Much has been written in the last 18-months about high-speed GPR arrays like the Raptor array, which very gratuitously similar to Glamorous Glennis broke all speed records for its representative technology i.e., GPR vs aircraft. Although the first Swedish engineer to drive the vehicle with the Raptor array and collect 3D data will never have a movie or get to write a biography as Capt. Chuck Yeager did it is still a big leap (and yet another aeronautical reference). The Raptor paradigm shifted the collection of 3D GPR data as a vehicle with the array mounted to its receiver hitch can simply drive with the flow of traffic to collect data swaths the width of the vehicle.
Miles of street corridors can be mapped in 3D in short order. However, data visualization software tools for the 3D GPR arrays like the Raptor did not meet the reality of the typical SUE firm in terms of competitive bid costs and staff to handle the data. Processing was relegated to the resident geophysicist or engineer that took a keen interest and learned how to process the data from overly complex processing schemes. These individuals also typically billed at a high rate thus driving the cost of the deliverable a bit out of range for the client even though significant value is in fact realized. Software to convolve the efficiency reality is the next logical step.

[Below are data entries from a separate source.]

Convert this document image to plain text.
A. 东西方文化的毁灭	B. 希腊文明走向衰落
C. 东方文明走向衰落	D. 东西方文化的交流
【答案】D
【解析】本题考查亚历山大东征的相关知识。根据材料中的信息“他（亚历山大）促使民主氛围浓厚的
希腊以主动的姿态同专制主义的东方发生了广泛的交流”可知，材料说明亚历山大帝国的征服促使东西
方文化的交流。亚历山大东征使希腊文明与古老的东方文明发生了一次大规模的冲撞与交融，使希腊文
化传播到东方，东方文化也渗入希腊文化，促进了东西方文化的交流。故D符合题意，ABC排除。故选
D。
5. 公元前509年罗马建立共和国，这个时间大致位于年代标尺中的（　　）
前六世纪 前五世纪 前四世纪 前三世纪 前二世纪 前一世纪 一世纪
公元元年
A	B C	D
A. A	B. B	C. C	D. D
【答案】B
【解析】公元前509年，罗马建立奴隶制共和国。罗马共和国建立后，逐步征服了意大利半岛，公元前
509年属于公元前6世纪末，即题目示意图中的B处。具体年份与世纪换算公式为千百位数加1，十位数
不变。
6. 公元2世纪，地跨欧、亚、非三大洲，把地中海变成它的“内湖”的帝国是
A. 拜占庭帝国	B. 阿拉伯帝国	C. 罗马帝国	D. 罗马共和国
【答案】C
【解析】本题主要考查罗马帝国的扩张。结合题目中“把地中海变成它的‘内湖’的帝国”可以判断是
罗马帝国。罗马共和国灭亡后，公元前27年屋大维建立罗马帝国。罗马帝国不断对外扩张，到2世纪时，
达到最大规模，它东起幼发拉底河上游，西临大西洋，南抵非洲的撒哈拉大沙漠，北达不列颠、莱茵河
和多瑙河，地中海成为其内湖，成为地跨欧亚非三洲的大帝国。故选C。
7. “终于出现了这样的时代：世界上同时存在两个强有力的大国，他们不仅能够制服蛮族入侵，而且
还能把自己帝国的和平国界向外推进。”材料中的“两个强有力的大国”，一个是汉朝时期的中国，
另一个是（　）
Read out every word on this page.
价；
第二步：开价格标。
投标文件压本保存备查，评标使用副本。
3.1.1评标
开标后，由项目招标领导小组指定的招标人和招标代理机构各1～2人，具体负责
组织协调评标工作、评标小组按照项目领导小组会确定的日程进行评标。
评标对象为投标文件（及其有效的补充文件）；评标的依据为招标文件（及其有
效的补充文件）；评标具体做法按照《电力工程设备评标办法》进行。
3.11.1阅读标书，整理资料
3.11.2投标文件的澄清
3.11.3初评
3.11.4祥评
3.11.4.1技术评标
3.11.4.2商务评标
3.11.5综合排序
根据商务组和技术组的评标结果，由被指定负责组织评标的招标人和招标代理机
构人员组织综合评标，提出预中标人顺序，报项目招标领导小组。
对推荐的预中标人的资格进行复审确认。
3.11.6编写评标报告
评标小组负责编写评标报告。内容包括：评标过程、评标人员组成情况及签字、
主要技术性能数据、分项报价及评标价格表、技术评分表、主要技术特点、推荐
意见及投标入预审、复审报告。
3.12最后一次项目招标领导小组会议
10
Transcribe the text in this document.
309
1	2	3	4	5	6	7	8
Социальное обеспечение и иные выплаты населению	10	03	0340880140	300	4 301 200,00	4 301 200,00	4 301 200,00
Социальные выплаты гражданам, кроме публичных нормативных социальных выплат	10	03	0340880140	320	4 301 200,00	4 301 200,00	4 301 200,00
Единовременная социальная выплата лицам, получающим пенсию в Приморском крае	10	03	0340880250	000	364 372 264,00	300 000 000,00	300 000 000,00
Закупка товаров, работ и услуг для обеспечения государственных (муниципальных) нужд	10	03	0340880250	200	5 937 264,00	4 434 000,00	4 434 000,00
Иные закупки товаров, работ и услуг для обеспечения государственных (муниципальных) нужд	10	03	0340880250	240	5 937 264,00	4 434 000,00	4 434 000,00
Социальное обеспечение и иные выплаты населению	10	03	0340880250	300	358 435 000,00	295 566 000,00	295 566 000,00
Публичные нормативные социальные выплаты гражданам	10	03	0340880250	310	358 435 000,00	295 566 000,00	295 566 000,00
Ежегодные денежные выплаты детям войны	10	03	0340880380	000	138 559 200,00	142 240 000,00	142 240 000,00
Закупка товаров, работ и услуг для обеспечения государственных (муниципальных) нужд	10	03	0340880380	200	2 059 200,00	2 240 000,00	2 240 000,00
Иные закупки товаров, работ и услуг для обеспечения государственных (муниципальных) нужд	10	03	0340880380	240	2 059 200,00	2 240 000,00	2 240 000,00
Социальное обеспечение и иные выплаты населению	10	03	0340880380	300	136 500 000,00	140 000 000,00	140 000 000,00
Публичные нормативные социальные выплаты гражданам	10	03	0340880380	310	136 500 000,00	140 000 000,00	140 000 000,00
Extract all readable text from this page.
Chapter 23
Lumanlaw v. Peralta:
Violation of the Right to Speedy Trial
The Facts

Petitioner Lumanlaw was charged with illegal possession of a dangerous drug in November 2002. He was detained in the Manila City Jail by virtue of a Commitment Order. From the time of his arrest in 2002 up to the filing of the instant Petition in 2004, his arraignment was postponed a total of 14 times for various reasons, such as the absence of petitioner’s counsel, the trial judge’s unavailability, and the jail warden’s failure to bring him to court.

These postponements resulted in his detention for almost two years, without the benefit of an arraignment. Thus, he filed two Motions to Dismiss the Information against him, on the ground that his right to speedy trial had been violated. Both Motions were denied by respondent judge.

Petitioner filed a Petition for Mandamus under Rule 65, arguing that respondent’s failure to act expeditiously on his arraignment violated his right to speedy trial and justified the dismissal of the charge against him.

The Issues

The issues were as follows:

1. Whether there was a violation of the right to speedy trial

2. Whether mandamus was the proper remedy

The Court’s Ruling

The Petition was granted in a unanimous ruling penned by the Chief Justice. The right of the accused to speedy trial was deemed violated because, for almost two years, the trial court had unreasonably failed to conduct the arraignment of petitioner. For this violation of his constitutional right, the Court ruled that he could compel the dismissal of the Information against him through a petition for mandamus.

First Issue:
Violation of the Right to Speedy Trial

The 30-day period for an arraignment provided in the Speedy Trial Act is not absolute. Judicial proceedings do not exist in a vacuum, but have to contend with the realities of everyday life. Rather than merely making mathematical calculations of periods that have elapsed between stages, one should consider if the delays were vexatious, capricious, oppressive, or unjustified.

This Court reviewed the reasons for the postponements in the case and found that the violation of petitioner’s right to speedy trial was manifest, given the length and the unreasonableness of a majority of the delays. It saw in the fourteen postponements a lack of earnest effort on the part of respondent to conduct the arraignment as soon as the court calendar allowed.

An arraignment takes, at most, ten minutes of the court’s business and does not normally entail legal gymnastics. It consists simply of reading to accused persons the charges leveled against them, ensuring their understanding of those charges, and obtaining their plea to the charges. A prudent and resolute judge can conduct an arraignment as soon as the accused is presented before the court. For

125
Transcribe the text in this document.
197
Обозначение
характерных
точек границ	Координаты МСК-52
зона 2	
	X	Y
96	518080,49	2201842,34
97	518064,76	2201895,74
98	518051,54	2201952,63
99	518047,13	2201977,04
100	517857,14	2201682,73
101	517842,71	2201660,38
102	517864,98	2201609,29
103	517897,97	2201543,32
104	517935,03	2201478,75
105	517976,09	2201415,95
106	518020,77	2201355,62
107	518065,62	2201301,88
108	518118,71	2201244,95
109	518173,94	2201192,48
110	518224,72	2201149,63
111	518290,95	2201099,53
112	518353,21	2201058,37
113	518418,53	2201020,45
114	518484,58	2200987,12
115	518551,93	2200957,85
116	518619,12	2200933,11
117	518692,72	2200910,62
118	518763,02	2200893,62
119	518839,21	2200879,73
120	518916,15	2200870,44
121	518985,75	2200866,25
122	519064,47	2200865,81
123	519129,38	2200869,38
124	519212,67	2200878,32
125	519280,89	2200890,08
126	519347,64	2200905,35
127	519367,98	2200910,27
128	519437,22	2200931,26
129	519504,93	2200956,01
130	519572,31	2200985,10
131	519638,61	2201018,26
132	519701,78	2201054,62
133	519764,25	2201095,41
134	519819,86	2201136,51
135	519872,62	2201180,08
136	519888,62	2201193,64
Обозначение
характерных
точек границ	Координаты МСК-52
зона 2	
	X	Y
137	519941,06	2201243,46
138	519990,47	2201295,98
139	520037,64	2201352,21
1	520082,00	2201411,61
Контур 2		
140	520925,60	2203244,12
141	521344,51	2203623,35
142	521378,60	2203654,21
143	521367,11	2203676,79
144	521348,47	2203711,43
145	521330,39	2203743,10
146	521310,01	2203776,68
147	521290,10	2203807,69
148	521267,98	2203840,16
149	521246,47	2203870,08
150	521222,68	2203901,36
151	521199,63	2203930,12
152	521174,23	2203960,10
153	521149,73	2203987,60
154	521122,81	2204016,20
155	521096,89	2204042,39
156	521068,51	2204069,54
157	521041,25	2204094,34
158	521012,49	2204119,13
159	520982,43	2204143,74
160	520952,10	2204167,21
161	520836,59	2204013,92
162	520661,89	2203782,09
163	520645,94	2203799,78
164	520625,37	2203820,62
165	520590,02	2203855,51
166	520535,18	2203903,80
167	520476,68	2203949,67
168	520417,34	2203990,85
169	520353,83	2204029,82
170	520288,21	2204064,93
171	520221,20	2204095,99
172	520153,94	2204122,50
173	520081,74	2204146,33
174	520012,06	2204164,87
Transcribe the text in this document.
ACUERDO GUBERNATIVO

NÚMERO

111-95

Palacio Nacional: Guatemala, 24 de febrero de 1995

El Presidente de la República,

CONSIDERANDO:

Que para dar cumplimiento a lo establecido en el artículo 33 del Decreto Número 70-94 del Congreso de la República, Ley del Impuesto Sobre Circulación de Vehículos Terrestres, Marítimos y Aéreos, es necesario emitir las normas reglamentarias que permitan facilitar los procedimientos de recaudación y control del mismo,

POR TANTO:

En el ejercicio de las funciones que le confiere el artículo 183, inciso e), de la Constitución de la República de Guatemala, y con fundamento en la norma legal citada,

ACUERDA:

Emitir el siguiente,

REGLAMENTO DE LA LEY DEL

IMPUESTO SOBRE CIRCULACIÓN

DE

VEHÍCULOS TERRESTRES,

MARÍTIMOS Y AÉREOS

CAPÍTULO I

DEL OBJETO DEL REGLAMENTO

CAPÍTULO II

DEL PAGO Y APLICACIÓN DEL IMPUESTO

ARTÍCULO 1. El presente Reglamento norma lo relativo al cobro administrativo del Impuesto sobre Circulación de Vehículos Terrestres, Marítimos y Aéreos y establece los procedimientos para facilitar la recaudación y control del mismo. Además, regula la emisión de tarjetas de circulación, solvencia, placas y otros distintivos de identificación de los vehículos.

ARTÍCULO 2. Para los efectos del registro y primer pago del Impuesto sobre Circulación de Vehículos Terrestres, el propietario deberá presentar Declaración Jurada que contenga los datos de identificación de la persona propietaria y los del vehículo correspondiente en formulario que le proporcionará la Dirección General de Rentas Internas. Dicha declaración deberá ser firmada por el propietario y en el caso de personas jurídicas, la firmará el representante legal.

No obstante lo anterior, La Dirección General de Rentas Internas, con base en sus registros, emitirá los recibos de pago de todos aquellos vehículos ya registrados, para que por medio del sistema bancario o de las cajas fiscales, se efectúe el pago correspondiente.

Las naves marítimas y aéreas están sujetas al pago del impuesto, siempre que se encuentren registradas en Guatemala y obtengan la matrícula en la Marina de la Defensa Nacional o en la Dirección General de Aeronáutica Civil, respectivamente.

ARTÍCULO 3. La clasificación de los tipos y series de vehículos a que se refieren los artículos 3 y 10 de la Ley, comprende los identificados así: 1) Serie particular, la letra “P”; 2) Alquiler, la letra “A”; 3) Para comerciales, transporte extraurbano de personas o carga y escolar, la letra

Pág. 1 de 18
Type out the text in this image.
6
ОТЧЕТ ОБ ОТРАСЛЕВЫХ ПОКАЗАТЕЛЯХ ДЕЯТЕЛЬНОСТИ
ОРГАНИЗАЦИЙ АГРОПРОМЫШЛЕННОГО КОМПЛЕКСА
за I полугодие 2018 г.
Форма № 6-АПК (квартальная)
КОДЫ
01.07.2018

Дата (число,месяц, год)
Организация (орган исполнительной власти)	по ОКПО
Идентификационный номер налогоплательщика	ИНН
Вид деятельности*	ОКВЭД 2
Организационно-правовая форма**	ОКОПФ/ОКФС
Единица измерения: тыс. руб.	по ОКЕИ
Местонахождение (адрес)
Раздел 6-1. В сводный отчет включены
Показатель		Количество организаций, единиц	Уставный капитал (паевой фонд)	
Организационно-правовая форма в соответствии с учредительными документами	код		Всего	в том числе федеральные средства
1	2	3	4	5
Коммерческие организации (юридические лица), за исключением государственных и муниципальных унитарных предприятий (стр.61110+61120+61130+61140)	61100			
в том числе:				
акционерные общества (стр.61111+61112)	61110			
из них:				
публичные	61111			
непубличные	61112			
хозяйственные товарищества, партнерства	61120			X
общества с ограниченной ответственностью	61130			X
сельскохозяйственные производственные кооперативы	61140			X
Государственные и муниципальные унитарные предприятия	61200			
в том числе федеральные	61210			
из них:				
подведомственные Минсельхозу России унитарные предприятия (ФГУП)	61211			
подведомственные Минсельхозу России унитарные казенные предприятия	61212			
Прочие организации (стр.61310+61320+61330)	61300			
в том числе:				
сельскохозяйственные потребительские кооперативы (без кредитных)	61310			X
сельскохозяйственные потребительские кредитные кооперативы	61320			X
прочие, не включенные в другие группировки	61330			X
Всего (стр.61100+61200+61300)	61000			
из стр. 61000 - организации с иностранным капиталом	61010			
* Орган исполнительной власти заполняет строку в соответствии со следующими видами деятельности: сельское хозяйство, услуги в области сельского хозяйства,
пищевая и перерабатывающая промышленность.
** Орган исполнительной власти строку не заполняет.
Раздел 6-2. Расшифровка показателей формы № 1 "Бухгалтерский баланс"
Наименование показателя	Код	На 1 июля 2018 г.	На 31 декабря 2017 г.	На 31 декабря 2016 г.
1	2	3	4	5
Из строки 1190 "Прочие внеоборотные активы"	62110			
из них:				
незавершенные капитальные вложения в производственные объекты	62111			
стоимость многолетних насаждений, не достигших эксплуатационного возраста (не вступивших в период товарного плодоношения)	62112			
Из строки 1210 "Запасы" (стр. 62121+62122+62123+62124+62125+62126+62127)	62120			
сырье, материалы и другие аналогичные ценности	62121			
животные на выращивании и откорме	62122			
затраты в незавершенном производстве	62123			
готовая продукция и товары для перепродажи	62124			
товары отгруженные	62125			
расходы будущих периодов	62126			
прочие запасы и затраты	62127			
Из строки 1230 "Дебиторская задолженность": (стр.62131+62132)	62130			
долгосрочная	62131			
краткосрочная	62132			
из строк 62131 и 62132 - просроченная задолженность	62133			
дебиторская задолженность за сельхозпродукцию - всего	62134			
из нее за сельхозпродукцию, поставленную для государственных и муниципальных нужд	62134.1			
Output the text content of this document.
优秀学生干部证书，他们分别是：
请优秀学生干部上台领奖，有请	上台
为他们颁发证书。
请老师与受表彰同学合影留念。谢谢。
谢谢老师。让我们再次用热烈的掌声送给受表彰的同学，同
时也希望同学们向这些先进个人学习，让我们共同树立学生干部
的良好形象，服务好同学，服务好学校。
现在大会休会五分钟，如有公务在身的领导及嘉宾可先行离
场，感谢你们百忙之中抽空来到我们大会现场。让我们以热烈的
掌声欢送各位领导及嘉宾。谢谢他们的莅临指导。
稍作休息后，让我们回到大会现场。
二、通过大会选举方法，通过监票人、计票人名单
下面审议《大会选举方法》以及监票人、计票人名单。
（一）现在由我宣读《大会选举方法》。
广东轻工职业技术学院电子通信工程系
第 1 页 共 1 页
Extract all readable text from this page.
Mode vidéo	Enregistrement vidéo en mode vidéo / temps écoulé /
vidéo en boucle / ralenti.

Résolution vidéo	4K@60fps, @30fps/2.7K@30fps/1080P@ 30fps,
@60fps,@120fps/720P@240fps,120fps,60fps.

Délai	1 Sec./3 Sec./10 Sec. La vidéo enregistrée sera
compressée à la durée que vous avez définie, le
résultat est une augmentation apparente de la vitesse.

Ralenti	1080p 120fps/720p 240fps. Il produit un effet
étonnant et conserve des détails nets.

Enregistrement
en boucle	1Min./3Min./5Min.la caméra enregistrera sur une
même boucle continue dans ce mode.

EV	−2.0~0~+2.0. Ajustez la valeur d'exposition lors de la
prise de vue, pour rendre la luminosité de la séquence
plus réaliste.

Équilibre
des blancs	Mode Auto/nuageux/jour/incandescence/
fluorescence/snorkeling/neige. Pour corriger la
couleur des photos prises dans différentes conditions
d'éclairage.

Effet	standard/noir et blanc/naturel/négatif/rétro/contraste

To augment the rapid and simple collection of the high-speed array technology much like BIM, new advanced visualization software platforms that process 3D array data in a fraction of the time, and with a skill level more akin to a CAD tech rather than an engineer are available. Condor 3D array processing software for the high-speed Raptor array reduces processing time from previous solutions by more than a third and as well has simple efficient workflows tailored to the SUE professional. Of course, as with the CAD/BIM technician is to the structural engineer so too is the processing technician of the GPR array data to a responsible person in charge such as the geophysicist, engineer, or professional land surveyor. These licensed persons are likely mandated by your state or local licensing boards.
It is important to understand that the final visualization of any street corridor must always be a combination of data/survey inputs from the GPR array, 2D GPR data, EM designation, inventory of surface utility assets, records review of any existing as-builts or other historical data, and ultimately vacuum excavation at critical conflict areas. These criteria are well established in the ASCE 38-02 standard and proven to reduce project costs. Also, the final assemblage of these data for the AR/MR platform will be from CAD or GIS products.
The very idea of viewing the underworld on your phone or tablet is exciting but all stakeholders need to be assured that what you see is not a mirage but augmented or mixed reality one can believe approximates what truly exists to the degree the data input will allow.